Damiao, 23, told the Sunday Mirror: "I would prefer to play in the Champions League but the most important thing is that they share the same ambition I have."

Not only does he almost compliment the club - by hinting that our drive to succeed might just live up to his own heady horizons - but he also leaves the door open for Europe's elite to beat us to his signature.

If Damiao really must chase the Champions League dream to the letter - and the day - then let's hope he joins Real Sociedad and they go out in the qualifiers.

But it's not just incoming players that display this impatient desperation.

Roberto Mancini was fired by Manchester City for coming second in the Premier League, Wayne Rooney wants out of Manchester United because he is not playing as often as he would like and Roberto Martinez has called time on his Wigan reign after being relegated to the Championship.

There is no doubt that agents play their part in convincing subjects to cash in while their stock is high but there are more and more glowing examples of the grass not always being greener.

Harry Redknapp refused to nail his colours to our mast when the England job came up, playing some part in his downfall as Spurs boss and he has now been relegated with QPR.

Mark Hughes left a burgeoning Blackburn Rovers setup for Manchester City - last week he was appointed Stoke boss having been fired by Fulham and almost been relegated with QPR.

Fernando Torres left Liverpool for Chelsea under a £50million price tag. His form dried up dramatically and, without the goals he provided at the Anfield club, Liverpool are not top-five - let alone top four.

Even Cesc Fabregas, who left Arsenal for Barcelona in August 2011, is already unhappy with his role in the squad.

All of the above left behind the opportunity to go down in their respective clubs' hall of fame. They gave up full stadia of fans singing their name and the chance to be remembered as an idol by forever loyal followers.

If there is anything the 2012-13 Premier League season has shown us, it's that the other side of the coin pays far greater dividends.

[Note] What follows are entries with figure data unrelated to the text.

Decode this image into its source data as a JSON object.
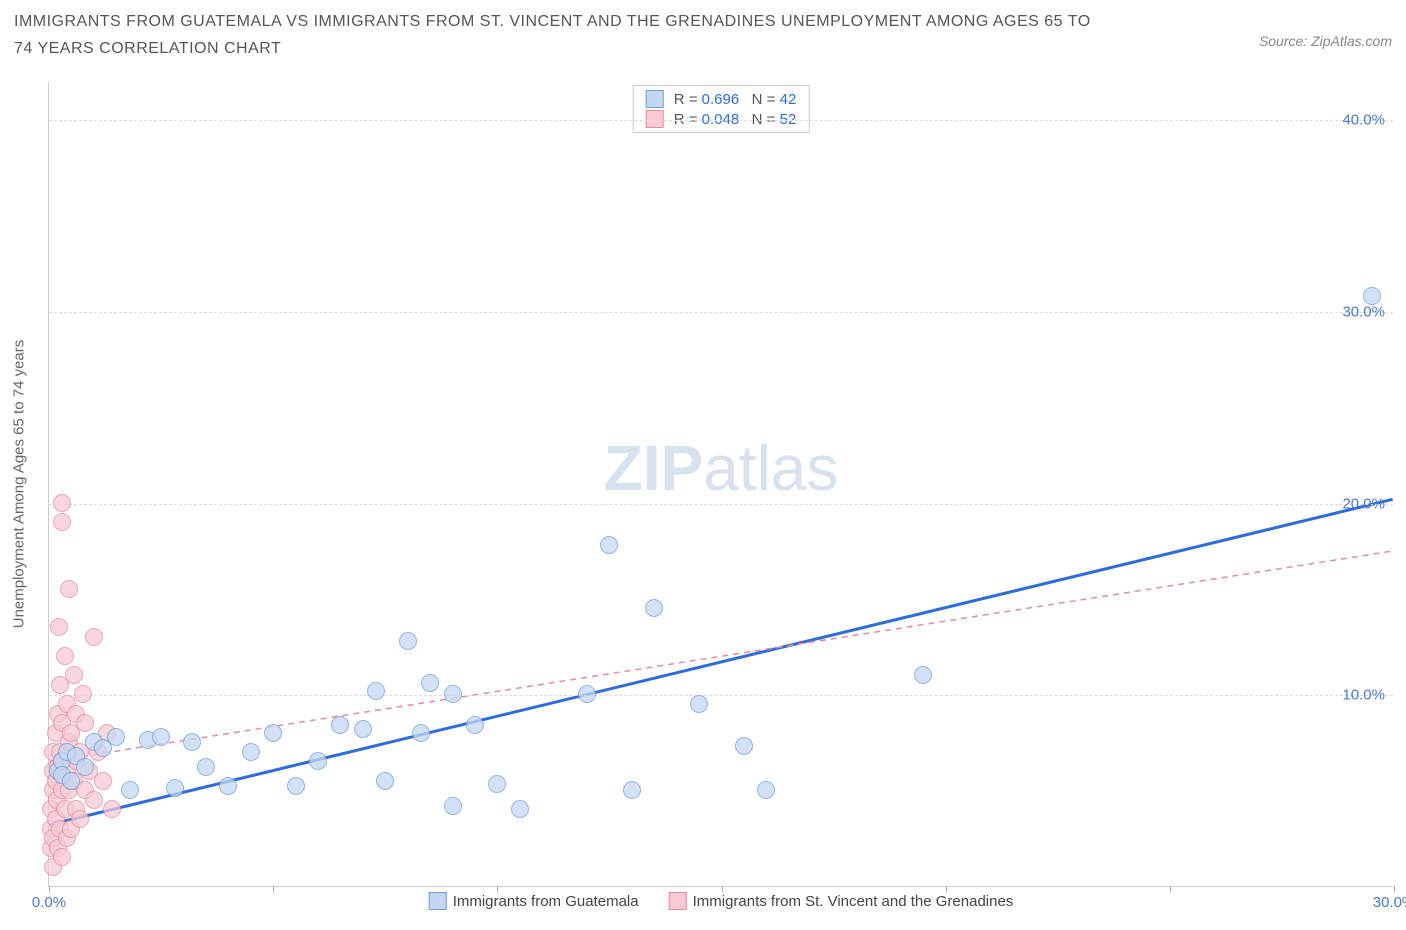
{
  "header": {
    "title": "IMMIGRANTS FROM GUATEMALA VS IMMIGRANTS FROM ST. VINCENT AND THE GRENADINES UNEMPLOYMENT AMONG AGES 65 TO 74 YEARS CORRELATION CHART",
    "source_prefix": "Source: ",
    "source": "ZipAtlas.com"
  },
  "watermark": {
    "zip": "ZIP",
    "atlas": "atlas"
  },
  "chart": {
    "type": "scatter",
    "ylabel": "Unemployment Among Ages 65 to 74 years",
    "xlim": [
      0,
      30
    ],
    "ylim": [
      0,
      42
    ],
    "x_ticks": [
      0,
      5,
      10,
      15,
      20,
      25,
      30
    ],
    "x_tick_labels": {
      "0": "0.0%",
      "30": "30.0%"
    },
    "y_grid": [
      10,
      20,
      30,
      40
    ],
    "y_tick_labels": {
      "10": "10.0%",
      "20": "20.0%",
      "30": "30.0%",
      "40": "40.0%"
    },
    "background_color": "#ffffff",
    "grid_color": "#dddddd",
    "grid_dash": "4,4",
    "axis_color": "#cccccc",
    "tick_label_color": "#4878d0",
    "tick_fontsize": 15,
    "axis_label_color": "#666666",
    "axis_label_fontsize": 15,
    "marker_radius": 9,
    "marker_border_width": 1,
    "series": [
      {
        "key": "guatemala",
        "label": "Immigrants from Guatemala",
        "fill": "#c3d7f3",
        "stroke": "#6f9fd8",
        "fill_opacity": 0.75,
        "R": "0.696",
        "N": "42",
        "trend": {
          "x1": 0,
          "y1": 3.2,
          "x2": 30,
          "y2": 20.2,
          "color": "#2d6cdf",
          "width": 3,
          "dash": "none"
        },
        "points": [
          [
            0.2,
            6.0
          ],
          [
            0.3,
            6.5
          ],
          [
            0.3,
            5.8
          ],
          [
            0.4,
            7.0
          ],
          [
            0.5,
            5.5
          ],
          [
            0.6,
            6.8
          ],
          [
            0.8,
            6.2
          ],
          [
            1.0,
            7.5
          ],
          [
            1.2,
            7.2
          ],
          [
            1.5,
            7.8
          ],
          [
            1.8,
            5.0
          ],
          [
            2.2,
            7.6
          ],
          [
            2.5,
            7.8
          ],
          [
            2.8,
            5.1
          ],
          [
            3.2,
            7.5
          ],
          [
            3.5,
            6.2
          ],
          [
            4.0,
            5.2
          ],
          [
            4.5,
            7.0
          ],
          [
            5.0,
            8.0
          ],
          [
            5.5,
            5.2
          ],
          [
            6.0,
            6.5
          ],
          [
            6.5,
            8.4
          ],
          [
            7.0,
            8.2
          ],
          [
            7.3,
            10.2
          ],
          [
            7.5,
            5.5
          ],
          [
            8.0,
            12.8
          ],
          [
            8.3,
            8.0
          ],
          [
            8.5,
            10.6
          ],
          [
            9.0,
            10.0
          ],
          [
            9.0,
            4.2
          ],
          [
            9.5,
            8.4
          ],
          [
            10.0,
            5.3
          ],
          [
            10.5,
            4.0
          ],
          [
            12.0,
            10.0
          ],
          [
            12.5,
            17.8
          ],
          [
            13.0,
            5.0
          ],
          [
            13.5,
            14.5
          ],
          [
            14.5,
            9.5
          ],
          [
            15.5,
            7.3
          ],
          [
            16.0,
            5.0
          ],
          [
            19.5,
            11.0
          ],
          [
            29.5,
            30.8
          ]
        ]
      },
      {
        "key": "stvincent",
        "label": "Immigrants from St. Vincent and the Grenadines",
        "fill": "#f7cad4",
        "stroke": "#e88ba0",
        "fill_opacity": 0.75,
        "R": "0.048",
        "N": "52",
        "trend": {
          "x1": 0,
          "y1": 6.5,
          "x2": 30,
          "y2": 17.5,
          "color": "#e88ba0",
          "width": 1.5,
          "dash": "6,5"
        },
        "points": [
          [
            0.05,
            2.0
          ],
          [
            0.05,
            3.0
          ],
          [
            0.05,
            4.0
          ],
          [
            0.1,
            1.0
          ],
          [
            0.1,
            2.5
          ],
          [
            0.1,
            5.0
          ],
          [
            0.1,
            6.0
          ],
          [
            0.1,
            7.0
          ],
          [
            0.15,
            3.5
          ],
          [
            0.15,
            5.5
          ],
          [
            0.15,
            8.0
          ],
          [
            0.18,
            4.5
          ],
          [
            0.2,
            2.0
          ],
          [
            0.2,
            6.2
          ],
          [
            0.2,
            9.0
          ],
          [
            0.22,
            13.5
          ],
          [
            0.25,
            3.0
          ],
          [
            0.25,
            7.0
          ],
          [
            0.25,
            10.5
          ],
          [
            0.28,
            5.0
          ],
          [
            0.3,
            1.5
          ],
          [
            0.3,
            6.5
          ],
          [
            0.3,
            8.5
          ],
          [
            0.3,
            19.0
          ],
          [
            0.3,
            20.0
          ],
          [
            0.35,
            4.0
          ],
          [
            0.35,
            12.0
          ],
          [
            0.4,
            2.5
          ],
          [
            0.4,
            6.0
          ],
          [
            0.4,
            9.5
          ],
          [
            0.45,
            5.0
          ],
          [
            0.45,
            7.5
          ],
          [
            0.45,
            15.5
          ],
          [
            0.5,
            3.0
          ],
          [
            0.5,
            8.0
          ],
          [
            0.55,
            5.5
          ],
          [
            0.55,
            11.0
          ],
          [
            0.6,
            4.0
          ],
          [
            0.6,
            6.5
          ],
          [
            0.6,
            9.0
          ],
          [
            0.7,
            3.5
          ],
          [
            0.7,
            7.0
          ],
          [
            0.75,
            10.0
          ],
          [
            0.8,
            5.0
          ],
          [
            0.8,
            8.5
          ],
          [
            0.9,
            6.0
          ],
          [
            1.0,
            4.5
          ],
          [
            1.0,
            13.0
          ],
          [
            1.1,
            7.0
          ],
          [
            1.2,
            5.5
          ],
          [
            1.3,
            8.0
          ],
          [
            1.4,
            4.0
          ]
        ]
      }
    ],
    "legend_top": {
      "border_color": "#cccccc",
      "text_color": "#555555",
      "value_color": "#2d6cdf",
      "R_label": "R =",
      "N_label": "N ="
    }
  }
}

Manchester United legend Alex Ferguson retired at the top of the pile, Jamie Carragher had TWO farewell parties at a packed-out Anfield and even Newcastle goalkeeper Steve Harper was given a hero's send off, despite making only 157 appearances in 20 years at St James' Park.

Fabregas need only look to Frank Lampard, who has been told time after time that his Chelsea days are numbered only to knuckle down, break Bobby Tambling's all-time Blues scoring record and earn the contract talks he had been denied all season.

Eyeing the big prize can out work - Robin van Persie's title-winning move to Manchester United is testament to that. And nobody can deny the glamour of David Beckham's globe-trotting.

But even new Chelsea boss Jose Mourinho has exchanged a journeyman lifestyle of trophies and galacticos to go "somewhere he is loved", so perhaps those like Leandro should start taking that into account.